Colorado, specifically Denver, is in the final 20 cities bidding on Amazon’s HQ2. This open bid process is an absolutely brilliant move by Amazon for a variety of reasons.
- Enormous branding: Everyone, everywhere, is talking about Amazon. Amazon Amazon Amazon. We love Amazon.
- Absurd market information: The amount of data about each city that Amazon is getting out of this is incredible.
- Visibility into what cities are willing to offer: Amazon knows where its future leverage points are when negotiating with individual cities.
While I’m glad Denver approached it the way they did, focusing on strength and resources of the community rather than by throwing dollars at Amazon, our state government still provided plenty of financial incentives.
Amazon HQ2 could qualify for huge Colorado tax incentives. From the article:
“Colorado’s main tax incentive used to lure “Amazon HQ2” could add up to at least $458.9 million rebated back to the Seattle-based retail giant over several years and could top $860 million if the company’s HQ2 campus were to grow fast enough.
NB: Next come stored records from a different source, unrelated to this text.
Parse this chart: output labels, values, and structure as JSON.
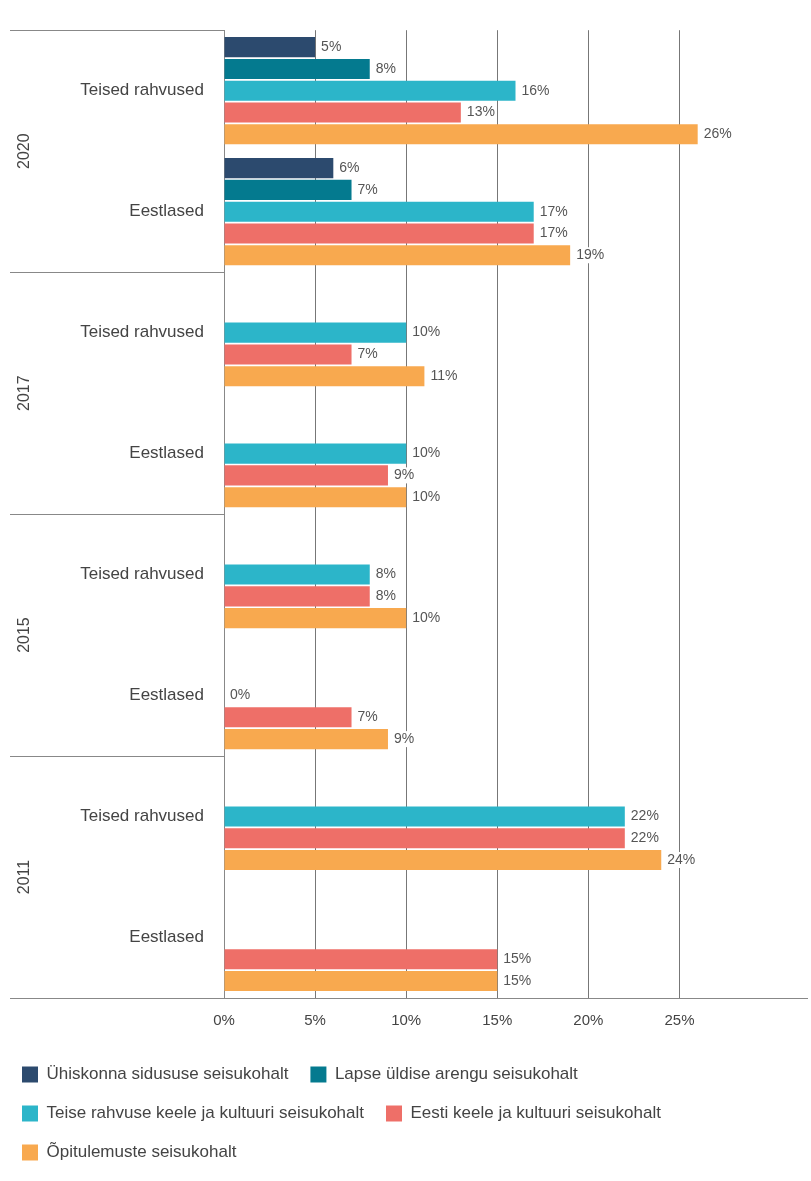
{
  "chart_data": {
    "type": "bar",
    "orientation": "horizontal",
    "categories": [
      "Teised rahvused",
      "Eestlased",
      "Teised rahvused",
      "Eestlased",
      "Teised rahvused",
      "Eestlased",
      "Teised rahvused",
      "Eestlased"
    ],
    "series": [
      {
        "name": "Ühiskonna sidususe seisukohalt",
        "color": "#2c4a6e",
        "values": [
          5,
          6,
          null,
          null,
          null,
          null,
          null,
          null
        ],
        "value_labels": [
          "5%",
          "6%",
          null,
          null,
          null,
          null,
          null,
          null
        ]
      },
      {
        "name": "Lapse üldise arengu seisukohalt",
        "color": "#047a8f",
        "values": [
          8,
          7,
          null,
          null,
          null,
          null,
          null,
          null
        ],
        "value_labels": [
          "8%",
          "7%",
          null,
          null,
          null,
          null,
          null,
          null
        ]
      },
      {
        "name": "Teise rahvuse keele ja kultuuri seisukohalt",
        "color": "#2cb5c9",
        "values": [
          16,
          17,
          10,
          10,
          8,
          0,
          22,
          null
        ],
        "value_labels": [
          "16%",
          "17%",
          "10%",
          "10%",
          "8%",
          "0%",
          "22%",
          null
        ]
      },
      {
        "name": "Eesti keele ja kultuuri seisukohalt",
        "color": "#ee6f68",
        "values": [
          13,
          17,
          7,
          9,
          8,
          7,
          22,
          15
        ],
        "value_labels": [
          "13%",
          "17%",
          "7%",
          "9%",
          "8%",
          "7%",
          "22%",
          "15%"
        ]
      },
      {
        "name": "Õpitulemuste seisukohalt",
        "color": "#f8a94f",
        "values": [
          26,
          19,
          11,
          10,
          10,
          9,
          24,
          15
        ],
        "value_labels": [
          "26%",
          "19%",
          "11%",
          "10%",
          "10%",
          "9%",
          "24%",
          "15%"
        ]
      }
    ],
    "xlim": [
      0,
      32
    ],
    "xticks": [
      {
        "value": 0,
        "label": "0%"
      },
      {
        "value": 5,
        "label": "5%"
      },
      {
        "value": 10,
        "label": "10%"
      },
      {
        "value": 15,
        "label": "15%"
      },
      {
        "value": 20,
        "label": "20%"
      },
      {
        "value": 25,
        "label": "25%"
      }
    ],
    "annotations": [
      "2020",
      "2017",
      "2015",
      "2011"
    ],
    "grid": "x",
    "legend": "bottom"
  }
}
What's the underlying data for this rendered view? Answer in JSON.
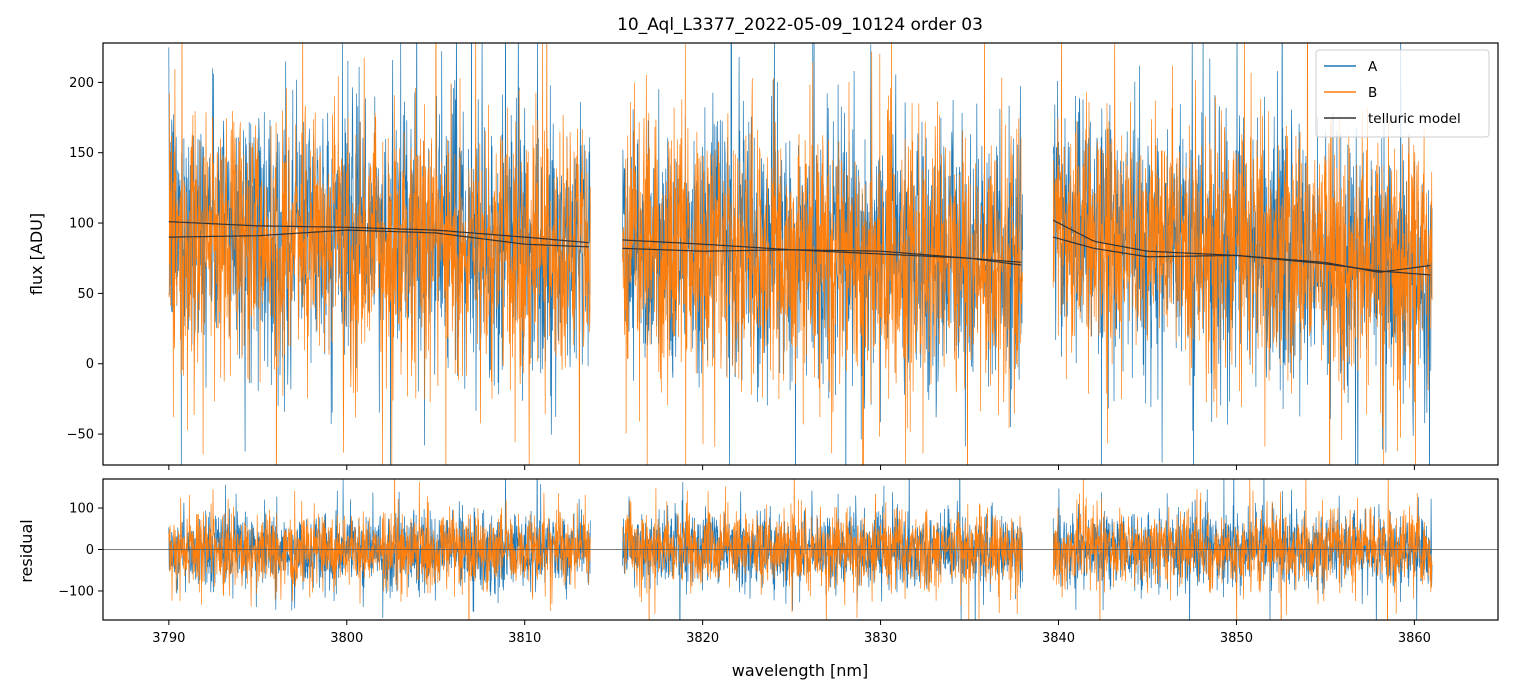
{
  "chart_data": {
    "type": "line",
    "title": "10_Aql_L3377_2022-05-09_10124  order 03",
    "xlabel": "wavelength [nm]",
    "xlim": [
      3786.3,
      3864.7
    ],
    "xticks": [
      "3790",
      "3800",
      "3810",
      "3820",
      "3830",
      "3840",
      "3850",
      "3860"
    ],
    "segments": [
      [
        3790.0,
        3813.7
      ],
      [
        3815.5,
        3838.0
      ],
      [
        3839.7,
        3861.0
      ]
    ],
    "colors": {
      "A": "#1f77b4",
      "B": "#ff7f0e",
      "model": "#333333"
    },
    "legend": {
      "placement": "top-right",
      "entries": [
        "A",
        "B",
        "telluric model"
      ]
    },
    "panels": [
      {
        "name": "flux",
        "ylabel": "flux [ADU]",
        "ylim": [
          -72,
          228
        ],
        "yticks": [
          "200",
          "150",
          "100",
          "50",
          "0",
          "−50"
        ],
        "series": [
          {
            "name": "A",
            "mean": [
              [
                3790,
                100
              ],
              [
                3813.7,
                86
              ],
              [
                3815.5,
                88
              ],
              [
                3838,
                72
              ],
              [
                3839.7,
                102
              ],
              [
                3861,
                63
              ]
            ],
            "spread": 45
          },
          {
            "name": "B",
            "mean": [
              [
                3790,
                90
              ],
              [
                3813.7,
                83
              ],
              [
                3815.5,
                82
              ],
              [
                3838,
                70
              ],
              [
                3839.7,
                90
              ],
              [
                3861,
                70
              ]
            ],
            "spread": 45
          },
          {
            "name": "telluric model",
            "curves": [
              [
                [
                  3790,
                  101
                ],
                [
                  3795,
                  98
                ],
                [
                  3800,
                  97
                ],
                [
                  3805,
                  95
                ],
                [
                  3810,
                  90
                ],
                [
                  3813.7,
                  86
                ],
                [
                  3815.5,
                  88
                ],
                [
                  3820,
                  85
                ],
                [
                  3825,
                  81
                ],
                [
                  3830,
                  78
                ],
                [
                  3835,
                  75
                ],
                [
                  3838,
                  72
                ],
                [
                  3839.7,
                  102
                ],
                [
                  3842,
                  87
                ],
                [
                  3845,
                  80
                ],
                [
                  3850,
                  77
                ],
                [
                  3855,
                  71
                ],
                [
                  3858,
                  66
                ],
                [
                  3861,
                  63
                ]
              ],
              [
                [
                  3790,
                  90
                ],
                [
                  3795,
                  91
                ],
                [
                  3800,
                  95
                ],
                [
                  3805,
                  93
                ],
                [
                  3810,
                  85
                ],
                [
                  3813.7,
                  83
                ],
                [
                  3815.5,
                  82
                ],
                [
                  3820,
                  80
                ],
                [
                  3825,
                  81
                ],
                [
                  3830,
                  80
                ],
                [
                  3835,
                  75
                ],
                [
                  3838,
                  70
                ],
                [
                  3839.7,
                  90
                ],
                [
                  3842,
                  82
                ],
                [
                  3845,
                  76
                ],
                [
                  3850,
                  77
                ],
                [
                  3855,
                  72
                ],
                [
                  3858,
                  65
                ],
                [
                  3861,
                  70
                ]
              ]
            ]
          }
        ]
      },
      {
        "name": "residual",
        "ylabel": "residual",
        "ylim": [
          -170,
          170
        ],
        "yticks": [
          "100",
          "0",
          "−100"
        ],
        "series": [
          {
            "name": "A",
            "mean": 0,
            "spread": 45
          },
          {
            "name": "B",
            "mean": 0,
            "spread": 45
          }
        ],
        "zero_line": 0
      }
    ]
  }
}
The figures are based on the pay scale Amazon predicts at HQ2 and the formula for Colorado’s “Job Growth Incentive Tax Credit” program.”
Since I think the chance of Amazon actually choosing Denver is 0.0001%, I have a suggestion for the Colorado state government for when Amazon chooses someplace else.
Give 100% of the benefit (economic and otherwise) you are offering to the Denver-based business community, with special focus on high growth scaleup companies.
Steve Case has a brilliant Memo to the Cities Amazon Passed Over. Julie Lenzer explains how everyone can have a trophy, or how to make the most of NOT getting Amazon HQ2.
In the context of be careful of what you wish for some economists are now weighing in: Amazon HQ2 finalists should refuse tax breaks, say nearly 100 economists, professors. There is only going to be one city that ends up with Amazon’s HQ2. For everyone else, especially Denver, use what you were willing to do to drive real long-term economic growth and health for your city, rather than retreat in defeat.